Entrando no convento apesar dos obstáculos
Viúva e sem filhos, Rita manifestou então o desejo de entrar no mosteiro agostiniano de Cascia. Mas as freiras recusaram a sua entrada, pois a sua violenta história familiar e as contendas em curso entre os clãs rivais do seu marido representavam um problema para a comunidade. Perseverante, rezou e intercedeu junto dos seus inimigos pela reconciliação. Depois de conseguir trazer a paz entre as famílias em conflito, Rita foi finalmente aceite no convento aos 36 anos.
Uma vida mística e de sofrimento
Dentro do mosteiro, Rita levou uma vida de oração, penitência e extrema austeridade. Ela desenvolveu uma profunda relação mística com Cristo crucificado. Em 1442, enquanto rezava perante um crucifixo, recebeu os estigmas: uma ferida na testa, semelhante a uma das espinhas da coroa de espinhos de Cristo. Esta ferida dolorosa e malcheirosa permaneceu com ela durante os últimos quinze anos da sua vida. Ela via-a como uma forma de unir o seu sofrimento ao de Cristo.
Outro milagre famoso envolve a sua morte. Pouco antes de morrer, doente e acamada, pediu a um primo que lhe trouxesse uma rosa do seu jardim, em pleno inverno. O primo obedeceu e, de facto, encontrou uma rosa a florescer num arbusto coberto de neve. É por isso que a rosa é frequentemente associada a Santa Rita, um símbolo da graça recebida contra todas as probabilidades.
Morte e canonização
Rita faleceu a 22 de maio de 1457, aos 76 anos. Assim que faleceu, muitos fiéis acorreram ao seu leito, e as pessoas começaram rapidamente a rezar-lhe para obter graças nas situações mais desesperadas. Foram relatados inúmeros milagres, incluindo curas inexplicáveis. O seu corpo, exposto no santuário de Cascia, permaneceu surpreendentemente bem preservado.

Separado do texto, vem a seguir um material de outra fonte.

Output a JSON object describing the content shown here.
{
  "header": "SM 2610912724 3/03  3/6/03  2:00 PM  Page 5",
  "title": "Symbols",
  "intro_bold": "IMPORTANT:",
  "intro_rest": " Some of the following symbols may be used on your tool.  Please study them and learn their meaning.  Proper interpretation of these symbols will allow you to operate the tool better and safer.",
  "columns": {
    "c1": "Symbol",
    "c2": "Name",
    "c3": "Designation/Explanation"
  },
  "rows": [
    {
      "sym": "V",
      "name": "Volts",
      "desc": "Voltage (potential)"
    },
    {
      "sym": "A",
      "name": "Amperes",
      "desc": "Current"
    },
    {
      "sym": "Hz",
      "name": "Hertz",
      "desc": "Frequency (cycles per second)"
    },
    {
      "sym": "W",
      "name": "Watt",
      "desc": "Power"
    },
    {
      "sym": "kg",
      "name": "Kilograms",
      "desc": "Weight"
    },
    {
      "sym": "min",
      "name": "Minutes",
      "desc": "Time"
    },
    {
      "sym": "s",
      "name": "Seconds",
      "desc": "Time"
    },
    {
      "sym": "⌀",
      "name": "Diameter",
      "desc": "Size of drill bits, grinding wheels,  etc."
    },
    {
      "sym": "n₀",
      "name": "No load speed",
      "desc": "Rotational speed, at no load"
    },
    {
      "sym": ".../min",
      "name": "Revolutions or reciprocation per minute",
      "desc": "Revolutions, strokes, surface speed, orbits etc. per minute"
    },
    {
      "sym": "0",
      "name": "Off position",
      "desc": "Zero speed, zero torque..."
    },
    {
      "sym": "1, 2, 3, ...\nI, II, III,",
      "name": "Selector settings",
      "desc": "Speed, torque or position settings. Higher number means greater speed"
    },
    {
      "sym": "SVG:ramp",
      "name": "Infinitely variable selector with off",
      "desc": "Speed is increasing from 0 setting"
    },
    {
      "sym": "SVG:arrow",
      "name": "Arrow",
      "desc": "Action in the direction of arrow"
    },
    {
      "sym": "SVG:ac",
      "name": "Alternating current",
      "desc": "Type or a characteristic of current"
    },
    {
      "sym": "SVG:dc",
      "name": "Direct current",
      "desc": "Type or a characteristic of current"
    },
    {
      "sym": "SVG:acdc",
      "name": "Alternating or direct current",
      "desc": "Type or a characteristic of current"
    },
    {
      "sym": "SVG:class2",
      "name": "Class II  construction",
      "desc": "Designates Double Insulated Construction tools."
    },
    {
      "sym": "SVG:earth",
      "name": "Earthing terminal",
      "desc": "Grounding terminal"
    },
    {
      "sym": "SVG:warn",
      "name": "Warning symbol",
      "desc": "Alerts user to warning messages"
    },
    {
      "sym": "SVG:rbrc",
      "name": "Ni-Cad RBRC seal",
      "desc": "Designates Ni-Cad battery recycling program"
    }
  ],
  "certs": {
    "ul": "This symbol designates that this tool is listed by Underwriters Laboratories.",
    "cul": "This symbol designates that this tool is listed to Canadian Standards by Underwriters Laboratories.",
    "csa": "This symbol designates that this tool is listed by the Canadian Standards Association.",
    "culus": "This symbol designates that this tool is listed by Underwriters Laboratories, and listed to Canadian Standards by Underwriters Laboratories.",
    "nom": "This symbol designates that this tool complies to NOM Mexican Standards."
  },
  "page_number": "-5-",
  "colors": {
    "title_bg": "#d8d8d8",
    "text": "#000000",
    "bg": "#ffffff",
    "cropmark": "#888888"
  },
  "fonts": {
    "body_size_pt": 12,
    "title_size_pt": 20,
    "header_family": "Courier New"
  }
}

Foi beatificada em 1628 pelo Papa Urbano VIII e canonizada em 1900 pelo Papa Leão XIII. Desde então, tornou-se uma das santas mais invocadas no mundo católico, particularmente em Itália, França, América Latina e nas Filipinas.
Por que é ela a santa das causas desesperadas?
Santa Rita passou por provações extremas: um casamento difícil, a perda violenta do marido, a morte dos filhos, a rejeição da sua entrada num convento, sofrimento físico e moral. No entanto, apesar de tudo isso, nunca perdeu a fé. A sua paciência, caridade e abandono à vontade de Deus fizeram dela um modelo de confiança absoluta nas situações humanas mais desesperadas.
Hoje, reza-se a ela por casos considerados sem esperança: doenças incuráveis, separações irreversíveis, conflitos familiares profundos, solidão, pobreza extrema ou dificuldades espirituais profundas. Através da sua intercessão, os fiéis encontram esperança, paz interior e, por vezes, milagres tangíveis.
Santa Rita de Cássia, cuja vida foi marcada pela dor mas iluminada pelo amor de Deus, tornou-se um refúgio para as almas feridas. Ela mostra que, mesmo no meio da desgraça, o amor, a fé e a perseverança podem florescer. A sua mensagem é clara: nenhuma situação é verdadeiramente sem esperança quando é confiada a Deus com fé e humildade. É por isso que, ainda hoje, milhões de pessoas em todo o mundo recorrem a ela com confiança, no silêncio dos seus corações ou durante grandes procissões, convencidas de que, onde tudo parece perdido, ela ainda pode abrir um caminho.